Department of Cardiovascular Medicine, Wakayama Medical University, 811-1, Kimiidera, Wakayama City, Wakayama 641-8510, Japan.
Atherosclerosis. 2010 Sep;212(1):171-6. doi: 10.1016/j.atherosclerosis.2010.05.004. Epub 2010 May 11.
The aim of the present study was to examine the relation between monocyte subsets and the presence, extent, and vulnerability characteristics of non-calcified coronary plaques (NCPs) as assessed by multidetector computed tomography (MDCT).
We studied 73 patients with stable angina pectoris who underwent MDCT. Two monocyte subsets (CD14(+)CD16(-) and CD14(+)CD16(+)) were measured by flow cytometry. Coronary artery plaques were assessed by 64-slice MDCT. We defined NCP vulnerability according to the presence of positive remodeling (remodeling index>1.05) and/or low CT attenuation plaques (<35 HU).

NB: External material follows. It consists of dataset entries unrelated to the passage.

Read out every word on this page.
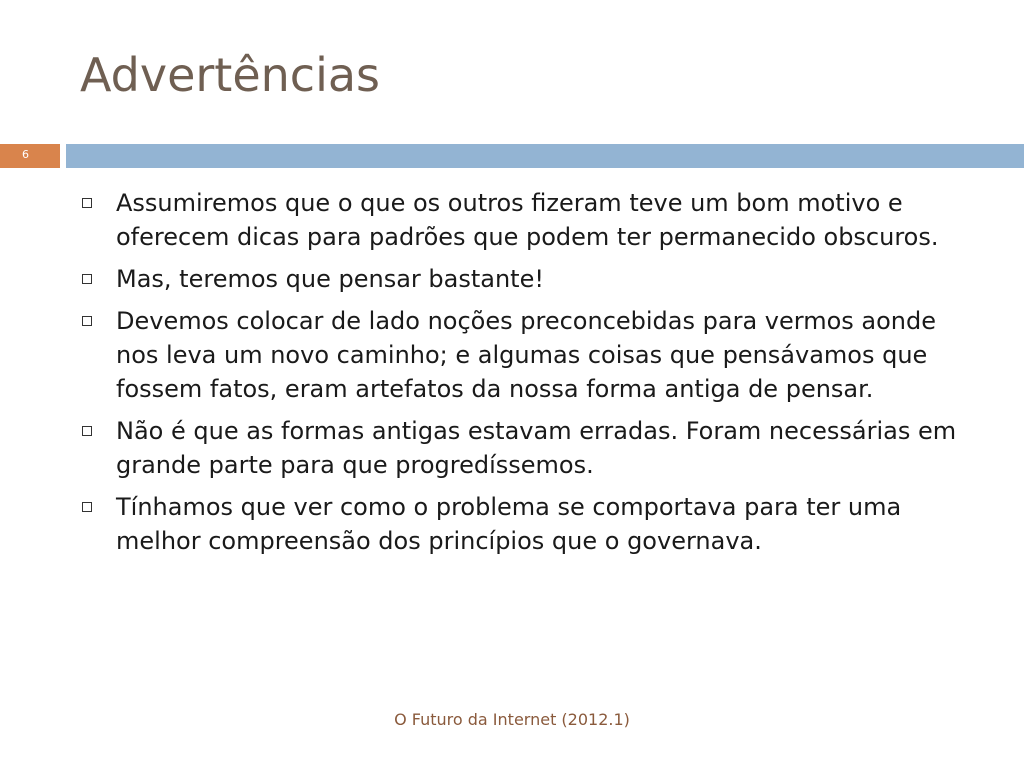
Advertências
6
Assumiremos que o que os outros fizeram teve um bom motivo e oferecem dicas para padrões que podem ter permanecido obscuros.
Mas, teremos que pensar bastante!
Devemos colocar de lado noções preconcebidas para vermos aonde nos leva um novo caminho; e algumas coisas que pensávamos que fossem fatos, eram artefatos da nossa forma antiga de pensar.
Não é que as formas antigas estavam erradas. Foram necessárias em grande parte para que progredíssemos.
Tínhamos que ver como o problema se comportava para ter uma melhor compreensão dos princípios que o governava.
O Futuro da Internet (2012.1)
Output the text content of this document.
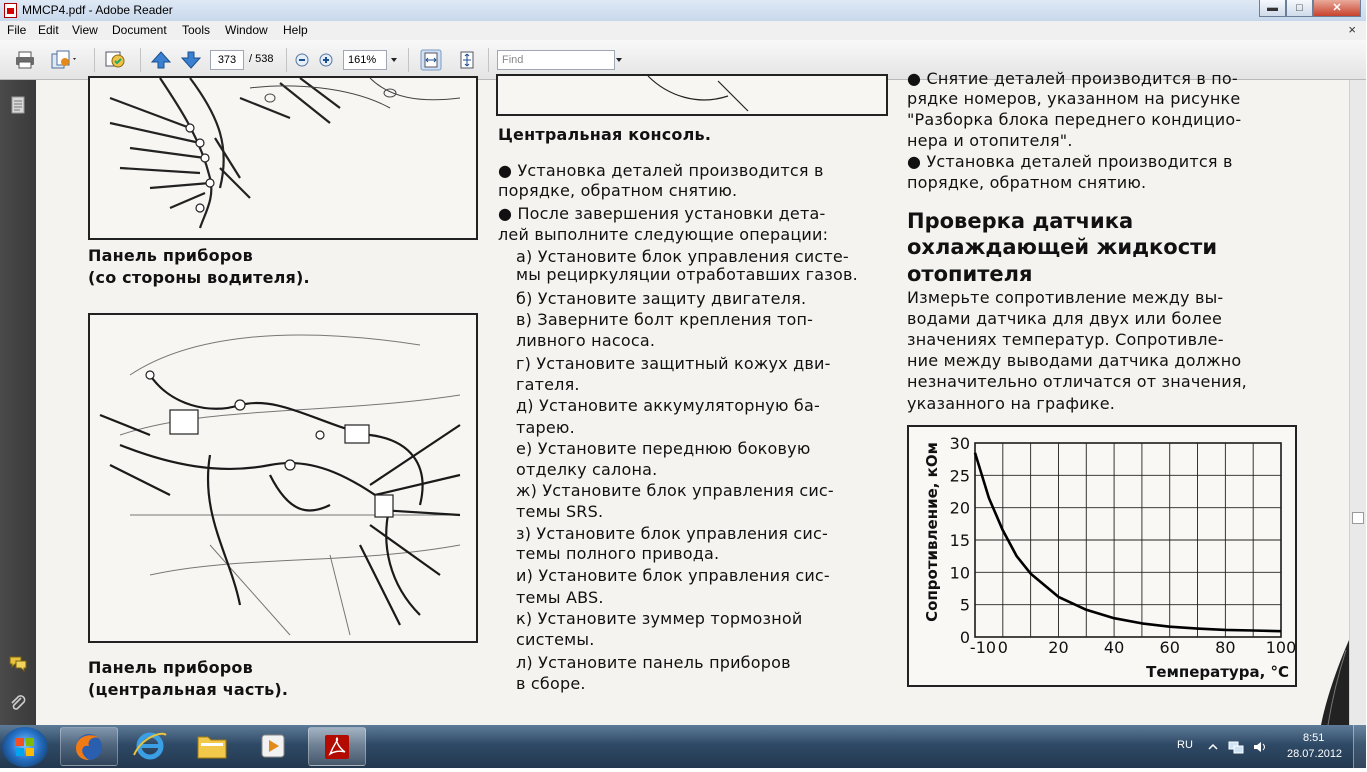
MMCP4.pdf - Adobe Reader	▬	□	✕
File Edit View Document Tools Window Help	×
373	/ 538	161%	Find
Панель приборов
(со стороны водителя).
Панель приборов
(центральная часть).
Центральная консоль.
● Установка деталей производится в
порядке, обратном снятию.
● После завершения установки дета-
лей выполните следующие операции:
а) Установите блок управления систе-
мы рециркуляции отработавших газов.
б) Установите защиту двигателя.
в) Заверните болт крепления топ-
ливного насоса.
г) Установите защитный кожух дви-
гателя.
д) Установите аккумуляторную ба-
тарею.
е) Установите переднюю боковую
отделку салона.
ж) Установите блок управления сис-
темы SRS.
з) Установите блок управления сис-
темы полного привода.
и) Установите блок управления сис-
темы ABS.
к) Установите зуммер тормозной
системы.
л) Установите панель приборов
в сборе.
● Снятие деталей производится в по-
рядке номеров, указанном на рисунке
"Разборка блока переднего кондицио-
нера и отопителя".
● Установка деталей производится в
порядке, обратном снятию.
Проверка датчика
охлаждающей жидкости
отопителя
Измерьте сопротивление между вы-
водами датчика для двух или более
значениях температур. Сопротивле-
ние между выводами датчика должно
незначительно отличатся от значения,
указанного на графике.
0
5
10
15
20
25
30
-10 0	20 40 60 80 100
Сопротивление, кОм
Температура, °С
RU
8:51
28.07.2012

A total of 40 (55%) patients had identifiable vulnerable plaques. The relative proportion of CD14(+)CD16(+) monocytes was significantly greater in patients with 1 or multiple vulnerable plaques than in patients with no vulnerable plaques or control (healthy) subjects. In addition, the relative proportion of CD14(+)CD16(+) monocytes was positively correlated with remodeling index (r=0.40, P<0.01) and negatively correlated with CT attenuation value (r=-0.34, P<0.01).

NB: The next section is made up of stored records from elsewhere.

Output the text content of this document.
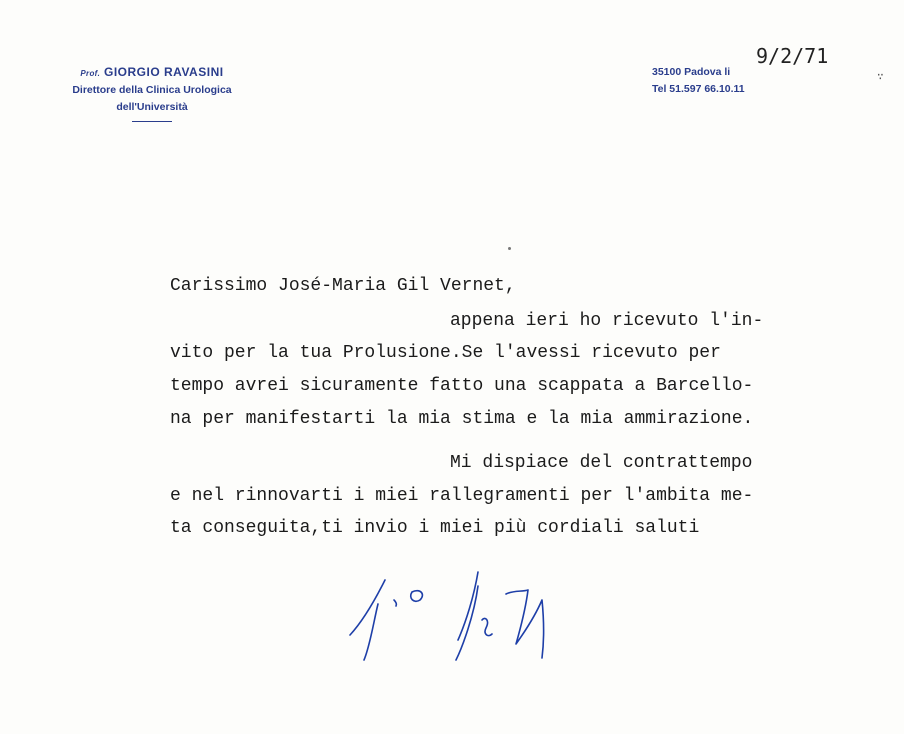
Prof. GIORGIO RAVASINI
Direttore della Clinica Urologica
dell'Università
35100 Padova li
Tel 51.597 66.10.11
9/2/71
∵
Carissimo José-Maria Gil Vernet,
appena ieri ho ricevuto l'in-
vito per la tua Prolusione.Se l'avessi ricevuto per
tempo avrei sicuramente fatto una scappata a Barcello-
na per manifestarti la mia stima e la mia ammirazione.
Mi dispiace del contrattempo
e nel rinnovarti i miei rallegramenti per l'ambita me-
ta conseguita,ti invio i miei più cordiali saluti
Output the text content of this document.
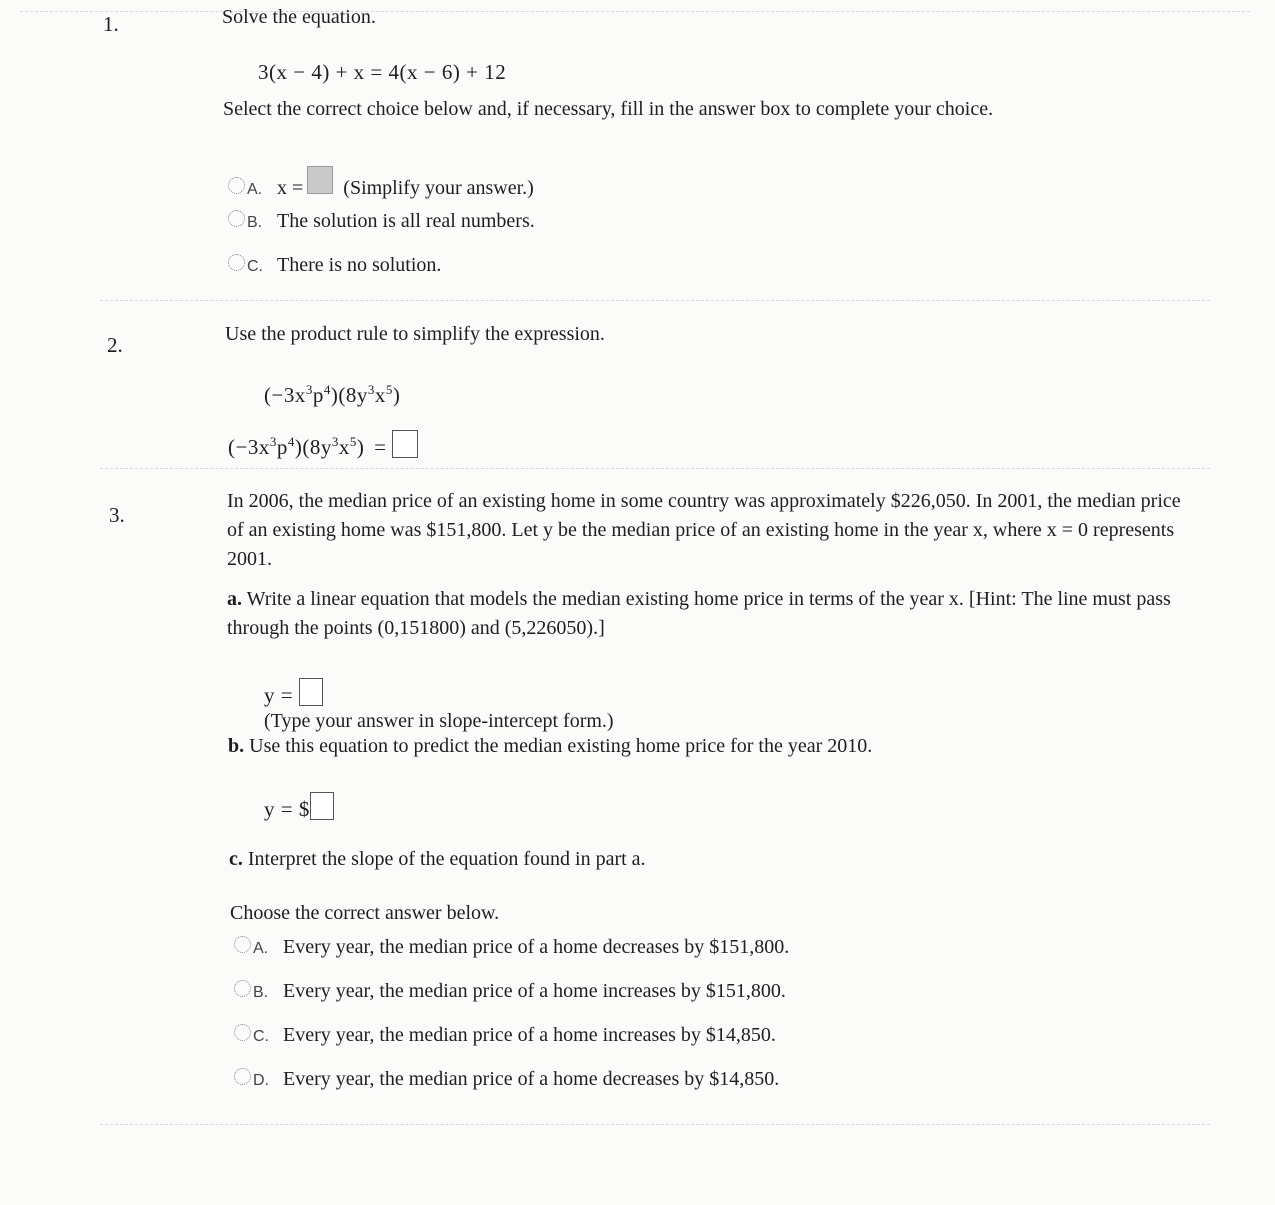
1.	Solve the equation.
3(x − 4) + x = 4(x − 6) + 12
Select the correct choice below and, if necessary, fill in the answer box to complete your choice.
A. x = (Simplify your answer.)
B. The solution is all real numbers.
C. There is no solution.
2.	Use the product rule to simplify the expression.
$(-3x^3p^4)(8y^3x^5)$
$(-3x^3p^4)(8y^3x^5)$ =
3.
In 2006, the median price of an existing home in some country was approximately $226,050. In 2001, the median price of an existing home was $151,800. Let y be the median price of an existing home in the year x, where x = 0 represents 2001.
a. Write a linear equation that models the median existing home price in terms of the year x. [Hint: The line must pass through the points (0,151800) and (5,226050).]
y =
(Type your answer in slope-intercept form.)
b. Use this equation to predict the median existing home price for the year 2010.
y = $
c. Interpret the slope of the equation found in part a.
Choose the correct answer below.
A. Every year, the median price of a home decreases by $151,800.
B. Every year, the median price of a home increases by $151,800.
C. Every year, the median price of a home increases by $14,850.
D. Every year, the median price of a home decreases by $14,850.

The present results suggest that an increased subset of CD14(+)CD16(+) monocytes is related to coronary plaque vulnerability in patients with stable angina pectoris.
本研究旨在通过多层螺旋 CT(MDCT)检查,探讨单核细胞亚群与非钙化性冠状动脉斑块(NCP)的存在、程度和易损性特征之间的关系。
我们研究了 73 例稳定型心绞痛患者,这些患者均接受了 MDCT 检查。通过流式细胞术测量了两种单核细胞亚群(CD14(+)CD16(-)和 CD14(+)CD16(+))。通过 64 层 MDCT 评估冠状动脉斑块。根据阳性重构(重构指数>1.05)和/或低 CT 衰减斑块(<35 HU)的存在来定义 NCP 的易损性。
共有 40 名(55%)患者可识别出易损斑块。与无易损斑块或对照组(健康受试者)相比,1 个或多个易损斑块患者的 CD14(+)CD16(+)单核细胞的相对比例明显更高。此外,CD14(+)CD16(+)单核细胞的相对比例与重构指数呈正相关(r=0.40,P<0.01),与 CT 衰减值呈负相关(r=-0.34,P<0.01)。
本研究结果表明,在稳定型心绞痛患者中,CD14(+)CD16(+)单核细胞亚群的增加与冠状动脉斑块易损性有关。